The problem is not just that progress slows. It is that people get used to it. What would once have looked like drift starts to look like process. What would once have sounded like an excuse starts to sound like maturity.

Meanwhile, in domains where urgency and incentives line up, things still move very quickly. ChatGPT was released publicly in late 2022. In a few years, AI went from something most people associated with research labs to something embedded in everyday workflows, products, and policy debates.

AI did not prove that everything is accelerating.

It proved that when enough capability, capital, and attention line up, rapid change is still possible.

That is the point.

The world is not uniformly speeding up. Some parts of it are. Others are not.

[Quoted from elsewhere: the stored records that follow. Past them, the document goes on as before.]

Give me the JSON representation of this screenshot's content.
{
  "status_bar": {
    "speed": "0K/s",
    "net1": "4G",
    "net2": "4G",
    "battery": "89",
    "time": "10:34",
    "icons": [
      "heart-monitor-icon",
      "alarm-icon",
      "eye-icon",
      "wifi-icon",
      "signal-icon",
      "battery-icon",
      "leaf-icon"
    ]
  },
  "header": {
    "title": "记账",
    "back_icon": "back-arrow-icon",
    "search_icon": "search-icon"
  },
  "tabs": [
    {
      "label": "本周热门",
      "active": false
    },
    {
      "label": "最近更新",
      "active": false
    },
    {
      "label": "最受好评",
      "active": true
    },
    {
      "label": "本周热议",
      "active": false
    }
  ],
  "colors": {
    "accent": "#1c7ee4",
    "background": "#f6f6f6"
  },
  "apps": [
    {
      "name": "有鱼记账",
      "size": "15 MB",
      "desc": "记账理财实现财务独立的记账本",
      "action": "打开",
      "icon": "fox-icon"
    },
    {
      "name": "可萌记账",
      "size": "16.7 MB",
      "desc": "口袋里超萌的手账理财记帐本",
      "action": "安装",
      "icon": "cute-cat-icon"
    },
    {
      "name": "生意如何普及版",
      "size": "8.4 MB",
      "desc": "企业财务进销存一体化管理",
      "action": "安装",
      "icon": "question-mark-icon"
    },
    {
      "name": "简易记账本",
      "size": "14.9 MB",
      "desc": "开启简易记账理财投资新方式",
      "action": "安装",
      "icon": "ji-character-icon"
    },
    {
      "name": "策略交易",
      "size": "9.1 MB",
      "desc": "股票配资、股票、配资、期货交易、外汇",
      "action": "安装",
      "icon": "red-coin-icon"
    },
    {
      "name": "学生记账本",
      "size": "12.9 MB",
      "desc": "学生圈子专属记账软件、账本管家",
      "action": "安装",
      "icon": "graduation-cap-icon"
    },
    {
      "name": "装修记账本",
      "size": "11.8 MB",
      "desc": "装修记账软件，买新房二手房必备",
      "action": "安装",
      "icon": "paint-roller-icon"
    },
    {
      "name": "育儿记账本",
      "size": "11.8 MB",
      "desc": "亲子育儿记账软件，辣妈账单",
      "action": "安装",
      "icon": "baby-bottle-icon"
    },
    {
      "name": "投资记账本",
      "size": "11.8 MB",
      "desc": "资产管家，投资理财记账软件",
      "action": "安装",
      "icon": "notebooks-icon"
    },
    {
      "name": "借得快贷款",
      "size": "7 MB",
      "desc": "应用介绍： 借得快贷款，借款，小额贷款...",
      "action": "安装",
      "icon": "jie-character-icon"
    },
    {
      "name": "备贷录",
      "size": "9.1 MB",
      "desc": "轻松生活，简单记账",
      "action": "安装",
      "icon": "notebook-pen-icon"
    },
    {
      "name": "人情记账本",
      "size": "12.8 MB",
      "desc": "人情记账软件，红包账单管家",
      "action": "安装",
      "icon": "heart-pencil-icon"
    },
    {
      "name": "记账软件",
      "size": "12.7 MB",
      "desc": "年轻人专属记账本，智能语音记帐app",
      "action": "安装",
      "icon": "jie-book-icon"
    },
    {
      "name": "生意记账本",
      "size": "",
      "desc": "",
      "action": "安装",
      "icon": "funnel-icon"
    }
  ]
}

And the difference has less to do with atoms versus bits than with whether we have decided something actually matters.

That ought to make us a little less complacent.

People like to tell themselves that once a technology is important enough, the rest somehow sorts itself out. The problems get solved. The risks get managed. The surrounding systems catch up.

History does not really support that.

Things were only all right in the past because people worked very hard to make them all right. The systems that made aviation safe, that made infrastructure dependable, that made computing usable in high-trust environments, none of that appeared on its own.

The same will be true here.

If we want AI to be safe, trustworthy, and broadly useful, that will not happen as a side effect of capability gains. Security will not emerge on its own. Governance will not emerge on its own. The infrastructure needed to make these systems worthy of dependence will not emerge on its own.

Those things only happen when people decide they matter.

That is the real problem with the idea that everything is accelerating. It makes it easy to believe that progress takes care of itself.

It does not.

Progress happens when people decide it needs to, and then do the work.